Coyotes are monogamous and breed only once per year. They usually breed during February and March and have a gestation period of about 63 days. Average litter size is 5 to 7 pups, but larger litters are not uncommon (as many as 19 pups have been observed). In areas of low coyote density or where food is abundant; litters tend to be larger than in areas of high coyote density or food scarcity. Dens may be located in steep banks, rock crevices, thick underbrush, or relatively open areas. Both parents share in raising the litter. Pups remain in or near the den until they are about 2 months old, when they may accompany the parents on short trips. Adults and pups usually remain together until late summer, when the pups tend to disperse. Coyotes and dogs will interbreed (rarely), and such “coydogs” are fertile. Hybrids are usually larger and darker than the typical coyote, although size and color vary with the breed of dog involved. Annual mortality rates average about 60 percent for young coyotes, and few coyotes live beyond 6 years of age. People cause most coyotes deaths, but coyotes are also susceptible to canine diseases such as distemper, hepatitis, mange, parvo virus, and rabies. Hookworms are the only common parasite which frequently cause mortality in coyotes, and those mortalities are most common in pups.

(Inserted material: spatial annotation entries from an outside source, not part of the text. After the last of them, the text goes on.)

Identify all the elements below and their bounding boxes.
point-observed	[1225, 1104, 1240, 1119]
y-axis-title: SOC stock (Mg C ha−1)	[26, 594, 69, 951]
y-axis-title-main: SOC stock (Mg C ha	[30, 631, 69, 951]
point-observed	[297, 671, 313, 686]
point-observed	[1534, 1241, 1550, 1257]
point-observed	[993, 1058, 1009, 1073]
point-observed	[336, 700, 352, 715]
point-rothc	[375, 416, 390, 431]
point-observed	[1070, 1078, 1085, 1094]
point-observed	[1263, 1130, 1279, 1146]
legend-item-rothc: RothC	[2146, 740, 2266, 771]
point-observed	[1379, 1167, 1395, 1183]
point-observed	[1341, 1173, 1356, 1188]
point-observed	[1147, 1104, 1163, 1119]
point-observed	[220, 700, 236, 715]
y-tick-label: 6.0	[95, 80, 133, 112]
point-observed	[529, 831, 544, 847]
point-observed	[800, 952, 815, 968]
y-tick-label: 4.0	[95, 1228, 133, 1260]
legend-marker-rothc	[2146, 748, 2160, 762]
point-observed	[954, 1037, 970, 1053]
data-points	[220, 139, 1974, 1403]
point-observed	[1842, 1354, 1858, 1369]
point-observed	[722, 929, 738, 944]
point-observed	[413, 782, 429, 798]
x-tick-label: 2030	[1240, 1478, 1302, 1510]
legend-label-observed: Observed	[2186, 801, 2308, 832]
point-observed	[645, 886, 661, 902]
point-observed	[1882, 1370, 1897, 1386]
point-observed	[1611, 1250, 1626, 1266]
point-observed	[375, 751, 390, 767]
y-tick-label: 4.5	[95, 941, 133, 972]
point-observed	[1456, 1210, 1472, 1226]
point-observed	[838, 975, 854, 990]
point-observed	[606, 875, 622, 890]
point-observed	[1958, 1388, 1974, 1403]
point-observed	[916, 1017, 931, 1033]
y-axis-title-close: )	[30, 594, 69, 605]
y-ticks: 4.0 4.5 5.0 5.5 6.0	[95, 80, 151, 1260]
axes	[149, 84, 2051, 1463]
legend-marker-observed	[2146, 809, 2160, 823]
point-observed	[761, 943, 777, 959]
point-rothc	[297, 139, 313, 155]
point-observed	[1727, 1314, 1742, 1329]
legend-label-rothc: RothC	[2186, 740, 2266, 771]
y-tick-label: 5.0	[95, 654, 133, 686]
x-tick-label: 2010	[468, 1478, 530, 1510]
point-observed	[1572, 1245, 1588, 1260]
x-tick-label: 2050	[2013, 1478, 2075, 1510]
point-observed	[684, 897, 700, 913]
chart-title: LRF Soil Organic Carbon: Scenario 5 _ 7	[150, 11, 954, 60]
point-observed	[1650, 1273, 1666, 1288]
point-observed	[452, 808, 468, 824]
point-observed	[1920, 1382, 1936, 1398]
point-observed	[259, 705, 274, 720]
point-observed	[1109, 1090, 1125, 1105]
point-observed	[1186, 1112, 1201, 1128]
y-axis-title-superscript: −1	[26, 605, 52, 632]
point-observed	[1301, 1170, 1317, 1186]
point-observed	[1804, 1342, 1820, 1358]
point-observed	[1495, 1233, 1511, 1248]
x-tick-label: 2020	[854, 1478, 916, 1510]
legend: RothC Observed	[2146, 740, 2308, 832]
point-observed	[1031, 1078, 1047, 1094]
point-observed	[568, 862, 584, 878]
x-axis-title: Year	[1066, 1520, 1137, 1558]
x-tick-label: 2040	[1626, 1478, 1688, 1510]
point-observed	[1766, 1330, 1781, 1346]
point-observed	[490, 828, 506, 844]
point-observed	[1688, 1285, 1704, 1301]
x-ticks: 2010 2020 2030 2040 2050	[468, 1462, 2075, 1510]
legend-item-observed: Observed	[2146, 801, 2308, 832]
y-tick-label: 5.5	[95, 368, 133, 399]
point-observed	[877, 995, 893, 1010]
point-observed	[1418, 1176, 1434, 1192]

Coyotes are perhaps the wariest and most intelligent animals found on Texas rangelands. They are difficult to trap, a tribute to their intelligence and keen sense of smell. Coyotes may become educated or “trap-shy” by unsuccessful attempts at control. As with other species, survival of the fittest applies. In areas where coyote control has been practiced diligently for many years (such as the Edwards Plateau), the coyotes that remain are extremely wary animals.